En cuanto a los fanáticos incondicionales del hoy (que, con toda seguridad, habrían cerrado la boca ayer), son tan ignorantes que además de los yerros biográficos no se aventuran jamás a describir en qué consiste la perspicacia de la estudiosa, plasmada en la obra. Se contentan con los eslóganes publicitarios: «escribió el mejor diccionario etc.» ¿Por qué no explican cuál es, en términos, precisos la bondad de la empresa? ¿Resultaría muy técnico para el lego? Sería bueno aclarar que todos somos legos en lexicografía, dentro del mundo hispánico; de lo contrario, el nombre de Julio Casares resonaría, por lo menos, en la oquedad analfabética. En resumen, patrañas del disimulo.
Bastaría con explicar a grandes rasgos el contenido del prólogo del diccionario, bastaría con explicar en qué consiste el «cono léxico» y cómo puede aplicarse al descubrimiento sensiblemente inteligente de la posible abundancia del propio vocabulario. Bastaría intentar un mapa incompleto de lo que podría ser la perspicacia noética de quien se aventura a los siglos de profundidad escondidos en una lengua de cultura. Silencio sepulcral del oportunismo.

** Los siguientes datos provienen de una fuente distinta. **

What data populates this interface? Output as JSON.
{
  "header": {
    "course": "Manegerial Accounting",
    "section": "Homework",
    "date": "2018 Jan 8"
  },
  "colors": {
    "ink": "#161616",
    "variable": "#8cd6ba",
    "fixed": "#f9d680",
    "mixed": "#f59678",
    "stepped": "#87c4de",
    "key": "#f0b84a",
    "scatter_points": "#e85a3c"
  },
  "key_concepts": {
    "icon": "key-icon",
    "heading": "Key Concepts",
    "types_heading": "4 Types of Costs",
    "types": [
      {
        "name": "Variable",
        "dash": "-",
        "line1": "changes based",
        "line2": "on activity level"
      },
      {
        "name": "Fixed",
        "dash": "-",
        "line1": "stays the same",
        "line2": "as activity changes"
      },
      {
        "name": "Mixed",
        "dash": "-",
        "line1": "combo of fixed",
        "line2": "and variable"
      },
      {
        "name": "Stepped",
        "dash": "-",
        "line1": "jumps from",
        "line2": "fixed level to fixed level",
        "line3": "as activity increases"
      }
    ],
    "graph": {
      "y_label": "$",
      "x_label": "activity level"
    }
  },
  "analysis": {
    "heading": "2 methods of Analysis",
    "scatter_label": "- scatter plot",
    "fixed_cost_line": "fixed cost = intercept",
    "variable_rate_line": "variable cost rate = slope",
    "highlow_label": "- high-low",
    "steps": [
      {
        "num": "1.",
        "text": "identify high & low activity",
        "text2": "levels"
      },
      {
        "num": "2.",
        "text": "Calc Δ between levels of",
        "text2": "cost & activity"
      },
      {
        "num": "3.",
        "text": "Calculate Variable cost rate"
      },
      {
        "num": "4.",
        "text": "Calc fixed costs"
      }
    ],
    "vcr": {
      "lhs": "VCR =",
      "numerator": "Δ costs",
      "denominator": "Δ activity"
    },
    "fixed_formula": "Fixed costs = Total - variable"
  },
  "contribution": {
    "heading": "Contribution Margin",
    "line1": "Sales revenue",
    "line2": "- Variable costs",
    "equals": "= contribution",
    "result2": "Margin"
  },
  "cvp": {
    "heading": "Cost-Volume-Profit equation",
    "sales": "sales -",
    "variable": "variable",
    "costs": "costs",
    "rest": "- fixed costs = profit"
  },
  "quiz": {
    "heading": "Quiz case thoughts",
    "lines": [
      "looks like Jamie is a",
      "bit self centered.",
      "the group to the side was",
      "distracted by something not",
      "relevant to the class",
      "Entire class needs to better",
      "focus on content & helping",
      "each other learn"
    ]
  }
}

Vaya, pues, lo aquí manifestado como homenaje minúsculo a una mujer, tan común como extraordinaria, que no se ocultó ni bajo la supuesta pericia «ultraespecializada» (que no existe en ningún campo del conocimiento) ni bajo la pedantería cobijada por los compromisos de capilla. María Moliner confirma, por enésima vez, el destino de la inteligencia en el orbe hispanohablante: la única medalla al mérito que recibe es el ninguneo y la adulación de los ignorantes. Es prueba cierta de excelencia.
Se deja para oportunidad propicia abundar sobre la corrosión de la envidia.